Kono, a three-time foreign minister, also criticized former Prime Minister Yoshihiko Noda’s poor handling of Japan’s purchase of some of the disputed islets last September just a day after Noda met with Chinese President Hu Jintao.

“Mr. Noda apparently thought it better for the state, rather than the Tokyo Metropolitan Government, to maintain stable management over the islets, but for China the purchase itself was the issue when it was unclear what kind of government would come into power next (in Japan),” Kono said.

“If he really thought buying the islands was the better way to go, Mr. Noda should have at least done all he could to explain it thoroughly at the talks (with Hu),” he said. “Even though that would have been unlikely to win China’s nod in any case, going through such a process is what summit diplomacy is for.

“Going ahead with the purchase without having done so — as if to say to China there’s no use arguing — was a diplomatic blunder,” Kono said.

Looking forward, Kono said he is “not pessimistic” about how Sino-Japanese relations might proceed under Abe’s administration. He pointed to Abe’s achievement in salvaging chilled bilateral ties by visiting China at the start of his previous prime ministership in 2006 and agreeing to build a “mutually beneficial relationship based on common strategic interests.”

“It is important, first and foremost, to win China’s trust,” Kono advised. “One must not deal with Japan-China relations hastily as shortsighted projections and remarks would only give rise to a negative spiral.”

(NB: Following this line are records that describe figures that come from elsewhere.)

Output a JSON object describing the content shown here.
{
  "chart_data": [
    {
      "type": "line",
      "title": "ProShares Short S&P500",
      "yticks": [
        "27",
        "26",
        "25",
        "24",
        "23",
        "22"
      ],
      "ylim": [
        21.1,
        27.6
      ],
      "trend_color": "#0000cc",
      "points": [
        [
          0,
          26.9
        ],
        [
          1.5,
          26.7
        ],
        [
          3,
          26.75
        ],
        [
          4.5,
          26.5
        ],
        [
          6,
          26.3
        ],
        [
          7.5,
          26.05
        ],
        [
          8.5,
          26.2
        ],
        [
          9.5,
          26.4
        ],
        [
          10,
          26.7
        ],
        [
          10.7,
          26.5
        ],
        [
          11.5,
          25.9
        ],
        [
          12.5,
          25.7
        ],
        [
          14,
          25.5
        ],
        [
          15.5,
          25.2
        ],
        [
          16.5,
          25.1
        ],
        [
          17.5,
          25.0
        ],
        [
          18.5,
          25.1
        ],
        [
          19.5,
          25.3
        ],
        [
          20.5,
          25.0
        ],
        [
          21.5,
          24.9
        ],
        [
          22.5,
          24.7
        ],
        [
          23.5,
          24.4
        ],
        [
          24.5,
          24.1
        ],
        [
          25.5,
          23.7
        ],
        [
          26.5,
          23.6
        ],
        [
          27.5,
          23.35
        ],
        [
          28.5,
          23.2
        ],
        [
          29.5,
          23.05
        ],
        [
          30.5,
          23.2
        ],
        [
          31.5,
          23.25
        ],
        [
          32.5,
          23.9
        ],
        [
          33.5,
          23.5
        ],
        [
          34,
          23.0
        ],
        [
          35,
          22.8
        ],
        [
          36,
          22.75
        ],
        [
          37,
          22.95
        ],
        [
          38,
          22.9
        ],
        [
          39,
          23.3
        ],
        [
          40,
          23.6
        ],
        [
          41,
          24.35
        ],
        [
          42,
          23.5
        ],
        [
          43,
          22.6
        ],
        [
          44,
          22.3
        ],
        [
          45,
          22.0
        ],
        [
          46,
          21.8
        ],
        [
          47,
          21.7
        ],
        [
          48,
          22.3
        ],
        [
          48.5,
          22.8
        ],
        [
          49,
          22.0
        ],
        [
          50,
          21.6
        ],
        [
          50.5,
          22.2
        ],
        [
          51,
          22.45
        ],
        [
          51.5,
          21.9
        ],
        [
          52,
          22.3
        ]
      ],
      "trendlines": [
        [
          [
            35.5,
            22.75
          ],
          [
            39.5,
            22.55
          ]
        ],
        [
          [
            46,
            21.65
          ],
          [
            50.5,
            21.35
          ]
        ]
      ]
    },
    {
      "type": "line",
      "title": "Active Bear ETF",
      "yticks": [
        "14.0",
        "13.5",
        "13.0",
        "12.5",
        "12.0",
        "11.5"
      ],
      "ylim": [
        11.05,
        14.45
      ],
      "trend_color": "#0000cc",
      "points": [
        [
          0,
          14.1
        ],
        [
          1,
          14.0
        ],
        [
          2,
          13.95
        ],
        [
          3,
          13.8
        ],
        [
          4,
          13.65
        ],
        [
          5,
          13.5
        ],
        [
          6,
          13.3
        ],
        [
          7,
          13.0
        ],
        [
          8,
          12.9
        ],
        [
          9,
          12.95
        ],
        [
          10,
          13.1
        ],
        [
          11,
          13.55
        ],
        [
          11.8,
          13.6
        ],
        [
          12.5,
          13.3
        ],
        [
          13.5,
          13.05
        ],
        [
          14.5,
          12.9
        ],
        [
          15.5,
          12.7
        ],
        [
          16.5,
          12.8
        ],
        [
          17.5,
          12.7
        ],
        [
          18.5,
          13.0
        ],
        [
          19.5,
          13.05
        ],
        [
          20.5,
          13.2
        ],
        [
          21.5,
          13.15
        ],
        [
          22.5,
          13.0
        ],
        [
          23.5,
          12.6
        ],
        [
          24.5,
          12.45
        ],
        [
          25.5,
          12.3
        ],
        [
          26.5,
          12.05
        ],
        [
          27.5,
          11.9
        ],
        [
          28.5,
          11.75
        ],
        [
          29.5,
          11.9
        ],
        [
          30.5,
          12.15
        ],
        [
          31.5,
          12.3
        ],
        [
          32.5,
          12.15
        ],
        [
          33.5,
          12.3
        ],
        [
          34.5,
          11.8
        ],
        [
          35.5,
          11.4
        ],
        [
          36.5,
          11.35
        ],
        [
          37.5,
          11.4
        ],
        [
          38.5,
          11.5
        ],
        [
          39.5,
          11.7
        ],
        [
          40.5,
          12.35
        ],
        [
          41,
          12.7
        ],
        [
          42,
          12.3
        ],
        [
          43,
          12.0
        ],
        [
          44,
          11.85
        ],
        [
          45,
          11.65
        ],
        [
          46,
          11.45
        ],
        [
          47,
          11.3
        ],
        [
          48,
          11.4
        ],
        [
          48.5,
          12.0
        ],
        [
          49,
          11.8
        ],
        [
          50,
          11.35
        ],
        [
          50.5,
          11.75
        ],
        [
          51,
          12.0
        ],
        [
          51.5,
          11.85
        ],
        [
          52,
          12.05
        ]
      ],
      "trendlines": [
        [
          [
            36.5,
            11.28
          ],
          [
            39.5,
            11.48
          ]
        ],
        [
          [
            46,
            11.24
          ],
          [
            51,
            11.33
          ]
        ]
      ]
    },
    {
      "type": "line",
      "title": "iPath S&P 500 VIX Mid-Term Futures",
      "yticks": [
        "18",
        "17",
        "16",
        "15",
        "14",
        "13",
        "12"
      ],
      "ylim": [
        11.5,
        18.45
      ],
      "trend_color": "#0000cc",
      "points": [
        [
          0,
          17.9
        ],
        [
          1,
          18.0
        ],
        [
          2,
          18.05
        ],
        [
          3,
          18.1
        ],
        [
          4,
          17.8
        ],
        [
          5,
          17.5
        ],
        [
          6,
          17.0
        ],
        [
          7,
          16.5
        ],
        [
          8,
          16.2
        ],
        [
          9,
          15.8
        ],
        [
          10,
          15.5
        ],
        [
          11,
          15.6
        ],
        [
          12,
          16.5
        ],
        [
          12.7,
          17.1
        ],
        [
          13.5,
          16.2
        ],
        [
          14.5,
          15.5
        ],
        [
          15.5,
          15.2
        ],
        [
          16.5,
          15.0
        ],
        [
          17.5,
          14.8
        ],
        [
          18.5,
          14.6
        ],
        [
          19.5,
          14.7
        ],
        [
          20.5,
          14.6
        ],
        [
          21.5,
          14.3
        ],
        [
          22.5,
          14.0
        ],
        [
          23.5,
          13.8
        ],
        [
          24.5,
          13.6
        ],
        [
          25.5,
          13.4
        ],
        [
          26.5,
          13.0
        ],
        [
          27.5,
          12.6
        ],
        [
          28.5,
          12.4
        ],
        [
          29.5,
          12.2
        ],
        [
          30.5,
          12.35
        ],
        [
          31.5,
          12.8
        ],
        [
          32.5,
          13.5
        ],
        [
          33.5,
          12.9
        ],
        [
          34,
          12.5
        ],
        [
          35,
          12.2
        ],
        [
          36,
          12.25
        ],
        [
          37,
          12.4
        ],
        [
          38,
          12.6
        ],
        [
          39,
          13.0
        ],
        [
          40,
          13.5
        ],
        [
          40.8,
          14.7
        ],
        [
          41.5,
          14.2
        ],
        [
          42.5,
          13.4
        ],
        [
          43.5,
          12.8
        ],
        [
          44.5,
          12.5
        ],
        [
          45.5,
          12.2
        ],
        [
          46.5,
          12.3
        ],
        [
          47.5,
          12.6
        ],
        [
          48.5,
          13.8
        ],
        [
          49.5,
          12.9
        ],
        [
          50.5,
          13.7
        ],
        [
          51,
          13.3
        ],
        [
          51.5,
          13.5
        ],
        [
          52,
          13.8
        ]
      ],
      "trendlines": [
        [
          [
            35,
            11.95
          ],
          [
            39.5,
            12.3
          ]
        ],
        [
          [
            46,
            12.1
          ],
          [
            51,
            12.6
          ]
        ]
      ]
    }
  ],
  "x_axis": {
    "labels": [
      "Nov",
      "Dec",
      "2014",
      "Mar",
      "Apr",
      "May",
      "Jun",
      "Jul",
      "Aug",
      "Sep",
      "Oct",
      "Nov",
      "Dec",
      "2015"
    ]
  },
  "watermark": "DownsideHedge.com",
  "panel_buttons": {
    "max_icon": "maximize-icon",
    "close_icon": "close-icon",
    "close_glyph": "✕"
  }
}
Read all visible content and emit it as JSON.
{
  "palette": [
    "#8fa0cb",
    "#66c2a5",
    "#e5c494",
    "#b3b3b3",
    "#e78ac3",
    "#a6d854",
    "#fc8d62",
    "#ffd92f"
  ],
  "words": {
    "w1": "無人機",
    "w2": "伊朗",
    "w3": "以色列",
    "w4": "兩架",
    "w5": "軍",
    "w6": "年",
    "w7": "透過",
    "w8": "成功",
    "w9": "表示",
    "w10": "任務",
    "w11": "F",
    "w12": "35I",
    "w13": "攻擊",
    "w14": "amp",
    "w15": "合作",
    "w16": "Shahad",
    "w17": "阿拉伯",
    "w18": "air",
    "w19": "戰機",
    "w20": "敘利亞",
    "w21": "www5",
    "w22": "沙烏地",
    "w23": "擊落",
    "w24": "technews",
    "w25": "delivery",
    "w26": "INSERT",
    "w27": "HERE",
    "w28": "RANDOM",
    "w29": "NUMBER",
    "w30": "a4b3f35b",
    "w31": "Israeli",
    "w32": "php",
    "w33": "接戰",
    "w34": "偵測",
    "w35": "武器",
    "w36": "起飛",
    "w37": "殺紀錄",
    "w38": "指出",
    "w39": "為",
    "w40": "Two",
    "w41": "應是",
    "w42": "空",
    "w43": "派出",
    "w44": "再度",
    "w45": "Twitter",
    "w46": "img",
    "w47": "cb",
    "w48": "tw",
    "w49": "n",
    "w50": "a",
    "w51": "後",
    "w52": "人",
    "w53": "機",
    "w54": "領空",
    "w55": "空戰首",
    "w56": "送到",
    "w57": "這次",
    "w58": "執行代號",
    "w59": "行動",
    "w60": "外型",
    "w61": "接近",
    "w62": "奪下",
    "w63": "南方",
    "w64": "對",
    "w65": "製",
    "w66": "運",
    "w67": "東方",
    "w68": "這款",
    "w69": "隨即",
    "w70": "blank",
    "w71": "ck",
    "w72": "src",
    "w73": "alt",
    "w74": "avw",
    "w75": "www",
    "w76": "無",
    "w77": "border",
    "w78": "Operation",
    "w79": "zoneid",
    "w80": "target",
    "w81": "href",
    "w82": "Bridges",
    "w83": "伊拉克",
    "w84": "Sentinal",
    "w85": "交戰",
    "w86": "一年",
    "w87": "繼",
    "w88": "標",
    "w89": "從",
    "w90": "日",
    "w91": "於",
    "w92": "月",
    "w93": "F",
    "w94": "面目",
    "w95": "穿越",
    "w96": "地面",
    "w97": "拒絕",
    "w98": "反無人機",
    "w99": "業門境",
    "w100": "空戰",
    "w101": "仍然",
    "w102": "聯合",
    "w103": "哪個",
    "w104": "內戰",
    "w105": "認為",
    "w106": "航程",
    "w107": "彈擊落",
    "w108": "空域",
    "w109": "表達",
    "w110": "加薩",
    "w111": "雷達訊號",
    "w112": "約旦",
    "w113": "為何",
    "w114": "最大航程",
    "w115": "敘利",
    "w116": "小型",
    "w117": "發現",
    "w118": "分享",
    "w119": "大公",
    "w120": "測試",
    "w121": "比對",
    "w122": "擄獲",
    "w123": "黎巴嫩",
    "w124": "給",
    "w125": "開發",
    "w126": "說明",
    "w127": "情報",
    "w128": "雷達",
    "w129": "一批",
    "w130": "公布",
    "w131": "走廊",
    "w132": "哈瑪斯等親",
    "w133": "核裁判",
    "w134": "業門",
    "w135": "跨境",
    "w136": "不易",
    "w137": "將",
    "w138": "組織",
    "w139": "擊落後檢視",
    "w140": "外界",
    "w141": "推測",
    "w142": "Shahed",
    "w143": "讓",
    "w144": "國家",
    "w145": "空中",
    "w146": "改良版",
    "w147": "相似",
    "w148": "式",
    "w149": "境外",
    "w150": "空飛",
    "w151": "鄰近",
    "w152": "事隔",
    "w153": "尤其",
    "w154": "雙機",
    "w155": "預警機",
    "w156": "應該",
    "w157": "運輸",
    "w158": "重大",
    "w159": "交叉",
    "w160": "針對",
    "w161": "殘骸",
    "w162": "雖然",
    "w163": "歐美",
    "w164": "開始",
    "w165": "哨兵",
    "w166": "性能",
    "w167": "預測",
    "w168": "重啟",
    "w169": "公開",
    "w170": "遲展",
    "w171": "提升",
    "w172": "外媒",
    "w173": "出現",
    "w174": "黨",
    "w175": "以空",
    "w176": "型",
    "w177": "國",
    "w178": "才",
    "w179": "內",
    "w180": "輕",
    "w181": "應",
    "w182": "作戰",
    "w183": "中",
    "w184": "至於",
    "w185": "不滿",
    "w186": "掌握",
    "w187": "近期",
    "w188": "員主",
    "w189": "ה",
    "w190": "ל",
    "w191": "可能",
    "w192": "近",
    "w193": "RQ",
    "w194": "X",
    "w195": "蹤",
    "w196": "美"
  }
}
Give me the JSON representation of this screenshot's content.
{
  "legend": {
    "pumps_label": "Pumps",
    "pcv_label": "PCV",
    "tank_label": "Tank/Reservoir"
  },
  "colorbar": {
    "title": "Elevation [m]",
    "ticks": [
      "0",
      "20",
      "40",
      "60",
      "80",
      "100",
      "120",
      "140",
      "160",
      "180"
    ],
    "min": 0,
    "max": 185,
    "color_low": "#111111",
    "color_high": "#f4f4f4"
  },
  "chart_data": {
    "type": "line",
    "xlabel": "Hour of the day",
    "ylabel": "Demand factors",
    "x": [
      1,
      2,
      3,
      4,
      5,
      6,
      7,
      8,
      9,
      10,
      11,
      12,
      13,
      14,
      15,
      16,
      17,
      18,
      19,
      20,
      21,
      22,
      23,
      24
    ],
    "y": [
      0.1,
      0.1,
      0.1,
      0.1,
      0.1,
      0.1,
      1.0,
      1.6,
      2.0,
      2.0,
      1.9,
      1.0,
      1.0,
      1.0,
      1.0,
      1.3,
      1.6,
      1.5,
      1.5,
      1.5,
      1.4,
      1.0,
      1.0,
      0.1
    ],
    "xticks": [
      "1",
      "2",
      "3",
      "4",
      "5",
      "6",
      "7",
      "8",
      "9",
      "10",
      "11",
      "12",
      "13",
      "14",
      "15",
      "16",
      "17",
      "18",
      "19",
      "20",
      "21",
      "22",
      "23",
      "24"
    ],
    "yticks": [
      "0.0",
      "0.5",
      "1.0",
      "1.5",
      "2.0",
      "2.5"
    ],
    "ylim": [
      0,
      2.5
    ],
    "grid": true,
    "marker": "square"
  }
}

He said Japan should deal with China “courteously, cautiously and in a coolheaded manner,” adding it is also necessary to deepen grassroots exchanges between the two countries that, compared with those between Japan and South Korea, remain relatively limited.

“What is most important with regard to the Senkakus is not to change the status quo,” he said, urging Japan should not undertake such moves as stationing government officials there to boost effective control.

Meanwhile, with regard to Chinese President-in-waiting Xi Jinping, Kono said he has met Xi two or three times before the latter became general secretary of the Chinese Communist Party and has the impression of him as an amicable person who is discreet and listens carefully to others.

On Xi’s remarks that China would not seek regional hegemony, Kono, citing a speech he made at the Beijing Academy of Social Sciences in September 2011, said he has in fact called on Beijing to say so frequently as China’s maritime strategy is being seen by neighboring countries as a threat.

“This was what the Chinese side has kept telling Japan, just as Sun Yat-sen said in his famous speech in Kobe a long time ago that Japan should go not for the way of might but the way of right,” Kono said of Sun’s speech on Pan-Asianism in 1924. “And I thought now it’s time for the Chinese side to adopt those words.”